I am in a nightmare. I live in a time of sorrow, in a time of tears. Watching hopelessly as my world is destroyed and pulled apart from the very seams. I look at the past and smile, and then I look at the present and sigh, looking at the future I can only weep, for I see darkness. I sense fear, I can smell it and I watch it fuel the darkness as it grows, slowly consuming my world. I hear the earth grumble as it swells with the bodies of wasted lives. I try to block my ears from the wails and laments made by the souls of our fathers as they watch their children bring down the house they built. I can only watch again hopelessly as pieces of a catastrophic puzzle are put together slowly, it is now almost complete. I look on, like an audience watching the climax of a badly written play afraid to watch as the actors bring the play to a disastrous end.
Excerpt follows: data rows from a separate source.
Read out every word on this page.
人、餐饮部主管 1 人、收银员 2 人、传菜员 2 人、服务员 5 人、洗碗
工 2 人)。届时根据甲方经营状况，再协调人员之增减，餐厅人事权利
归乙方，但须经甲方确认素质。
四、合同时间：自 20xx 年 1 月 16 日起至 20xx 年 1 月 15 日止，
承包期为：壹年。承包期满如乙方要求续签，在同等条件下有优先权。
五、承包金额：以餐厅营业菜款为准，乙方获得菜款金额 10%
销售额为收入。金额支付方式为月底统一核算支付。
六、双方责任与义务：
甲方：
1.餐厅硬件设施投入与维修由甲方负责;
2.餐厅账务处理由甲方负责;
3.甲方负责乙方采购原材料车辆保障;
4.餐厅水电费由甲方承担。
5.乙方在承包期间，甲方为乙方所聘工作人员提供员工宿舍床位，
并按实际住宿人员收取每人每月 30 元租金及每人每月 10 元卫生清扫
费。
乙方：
I try to wake up, but I am trapped in this dreadful nightmare. However amidst all these, amidst the pain, I dream of a dying hope, a faint glimmer of light. Even in this nightmare, there is a chance for change. I could change this dream, so that I could wake up to a better reality. A reality filled with peace and understanding. A place promising genuine truth and understanding. Where there are unlimited possibilities and opportunities. But for this to come through, I must keep on dreaming, keep on hoping. Hope might be dying, but it isn’t lost yet.